O da takkesini başına takmış, koltuğa oturmuş, kollarını kaldırıp indirerek arkadaşları için beddua etmeye başlamış.
‘Evlerine ateşler düşsün… Oyuncakları kırılsın… Notları hep zayıf olsun… Ödevlerini kaybetsinler… Kızamık çıkarsınlar… Kabakulak olsunlar…’
Öğretmen durumu görünce müdahale etmiş.
‘Ne yapıyorsun Feto? Niye arkadaşlarına beddua ediyorsun?’
Feto cevap vermiş: ‘Beddua değil örtmenim, mülaane…’
FETO: İLERİDE KASET YAPMAYI DÜŞÜNÜYORUM
Feto kocaman harflerle duvara yazı yazıyor: ‘Ali Ayşeyi seviyo.’
Öğretmen kızıyor… ‘Niye yazdın Feto bunu?’
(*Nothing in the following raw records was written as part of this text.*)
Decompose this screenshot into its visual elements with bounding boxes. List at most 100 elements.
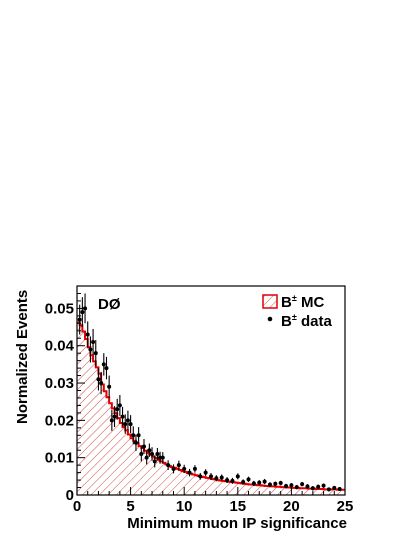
data-point — [262, 478, 267, 485]
data-point — [182, 464, 187, 473]
data-marker — [214, 476, 219, 481]
data-marker — [241, 479, 246, 484]
data-point — [88, 336, 93, 363]
y-tick-label: 0.04 — [45, 338, 75, 355]
x-tick-label: 10 — [176, 498, 193, 515]
data-marker — [337, 487, 342, 492]
data-point — [198, 472, 203, 480]
data-point — [150, 447, 155, 461]
data-marker — [109, 418, 114, 423]
legend-mc-label: B± MC — [281, 293, 324, 311]
data-marker — [284, 484, 289, 489]
data-marker — [187, 470, 192, 475]
data-marker — [120, 414, 125, 419]
data-point — [203, 469, 208, 476]
data-point — [80, 297, 85, 328]
data-marker — [101, 362, 106, 367]
data-point — [107, 375, 112, 398]
data-point — [225, 477, 230, 484]
data-marker — [219, 475, 224, 480]
data-point — [337, 487, 342, 492]
data-point — [112, 406, 117, 428]
data-marker — [278, 481, 283, 486]
data-point — [160, 452, 165, 464]
data-marker — [316, 484, 321, 489]
data-marker — [83, 306, 88, 311]
data-point — [214, 475, 219, 482]
data-point — [278, 480, 283, 486]
data-marker — [166, 463, 171, 468]
data-marker — [289, 483, 294, 488]
data-point — [99, 371, 104, 395]
y-tick-label: 0.02 — [45, 412, 74, 429]
data-marker — [300, 482, 305, 487]
data-point — [209, 472, 213, 480]
data-point — [321, 483, 326, 488]
data-point — [176, 460, 181, 470]
data-marker — [104, 366, 109, 371]
data-marker — [96, 377, 101, 382]
data-point — [101, 353, 106, 376]
data-point — [294, 484, 299, 490]
x-tick-label: 20 — [283, 498, 300, 515]
data-point — [332, 485, 337, 490]
data-marker — [246, 477, 251, 482]
data-point — [192, 465, 197, 473]
data-point — [267, 482, 272, 487]
data-marker — [139, 451, 144, 456]
legend-data-marker — [267, 316, 273, 322]
data-point — [117, 394, 122, 416]
data-marker — [117, 403, 122, 408]
data-marker — [160, 455, 165, 460]
y-tick-label: 0.01 — [45, 450, 74, 467]
data-marker — [80, 310, 85, 315]
data-marker — [294, 485, 299, 490]
data-point — [93, 340, 98, 367]
data-point — [251, 480, 256, 487]
x-axis-title: Minimum muon IP significance — [127, 515, 347, 532]
data-marker — [142, 444, 146, 449]
data-marker — [155, 451, 160, 456]
data-marker — [125, 418, 130, 423]
data-marker — [326, 487, 331, 492]
legend-mc-swatch — [262, 294, 278, 309]
data-marker — [251, 481, 256, 486]
x-tick-label: 0 — [73, 498, 81, 515]
data-marker — [115, 407, 120, 412]
data-marker — [230, 478, 235, 483]
x-tick-label: 25 — [337, 498, 354, 515]
data-marker — [77, 317, 82, 322]
data-marker — [123, 422, 128, 427]
data-point — [235, 473, 240, 480]
data-point — [115, 398, 120, 420]
data-point — [230, 477, 235, 484]
data-point — [257, 480, 262, 486]
data-point — [125, 410, 130, 431]
data-point — [123, 414, 128, 434]
data-point — [326, 487, 331, 492]
data-marker — [136, 433, 141, 438]
data-series — [77, 293, 342, 492]
data-point — [155, 447, 160, 460]
data-marker — [332, 485, 337, 490]
data-marker — [192, 466, 197, 471]
data-marker — [112, 414, 117, 419]
data-marker — [310, 486, 315, 491]
data-point — [246, 476, 251, 482]
data-marker — [182, 466, 187, 471]
data-point — [289, 483, 294, 488]
x-tick-label: 15 — [229, 498, 246, 515]
data-marker — [131, 433, 136, 438]
data-marker — [273, 481, 278, 486]
data-point — [109, 409, 114, 431]
data-point — [91, 328, 96, 356]
data-point — [136, 427, 141, 444]
data-point — [142, 439, 146, 454]
axis-ticks: 0 5 10 15 20 25 0 0.01 0.02 0.03 0.04 0.05 — [45, 285, 354, 515]
data-point — [166, 460, 171, 470]
data-marker — [176, 463, 181, 468]
data-point — [128, 415, 133, 434]
data-point — [310, 486, 315, 491]
data-point — [171, 464, 176, 474]
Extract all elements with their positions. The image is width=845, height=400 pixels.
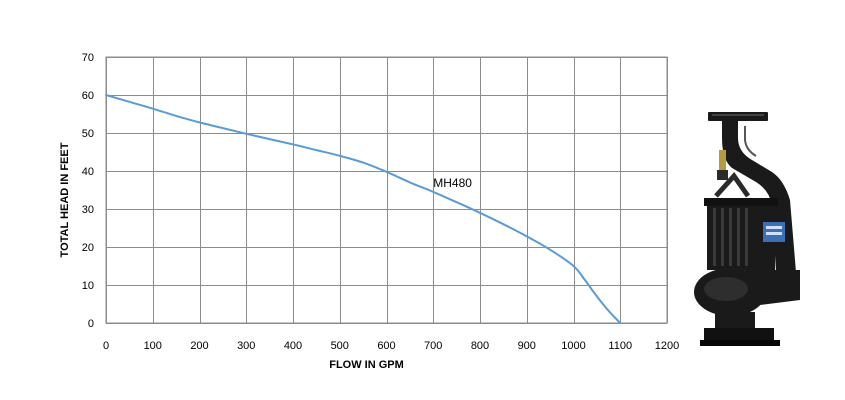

‘Örtmenim, ben kim kimi seviyor, kim kiminle ne yapıyor diye hep merak ediyor ve mutlaka öğreniyorum. Sonra da öğrendiklerimi herkesle paylaşıyorum.’
‘Niye?’
‘Bilgiyi paylaşmak gerekir demiştiniz bize. İleride kaset yapmayı da düşünüyorum.’
FETO’NUN GÖZYAŞLARI
Feto’nun iki gözü iki çeşme.
Öğretmen: ‘Feto niye ağlıyorsun?’
Feto’dan cevap yok.
Onun yerine Meto cevap verir: ‘Örtmenim, Feto hem bize yumruk atıyor, çelme takıyor, hem de kendi ağlıyor. Sınıfın en çok ağlayan çocuğu o.’
Öğretmen: ‘Oğlum niye dövdün arkadaşını?’
İKİYÜZLÜ FETO
Feto: ‘Benim ne şartlarda yaşadığımdan haberiniz var mı? Ben duvardaki pencere boşluğunda yatıyom biliyonuz mu?’
Küçük Feto, sınıf başkanına çok kızmış. O kadar kızmış ki onun için ağzına geleni söylemeye başlamış:
‘Firavun… Karun… Tımarhanelik deli… Nemrut… Mekkeli müşrik… Tetikçi… Yalancı… Küfürbaz… Müfteri…’
Tam o sırada öğretmen içeri girmiş.
‘Ne oluyor Feto?’
‘Yok bir şey örtmenim. Ben sınıfımızın başkanını çok severim. Asla kötülüğünü istemem. Onun ne kadar başarılı, ne kadar çalışkan, ne kadar iyi biri olduğunu anlatıyordum arkadaşlara.’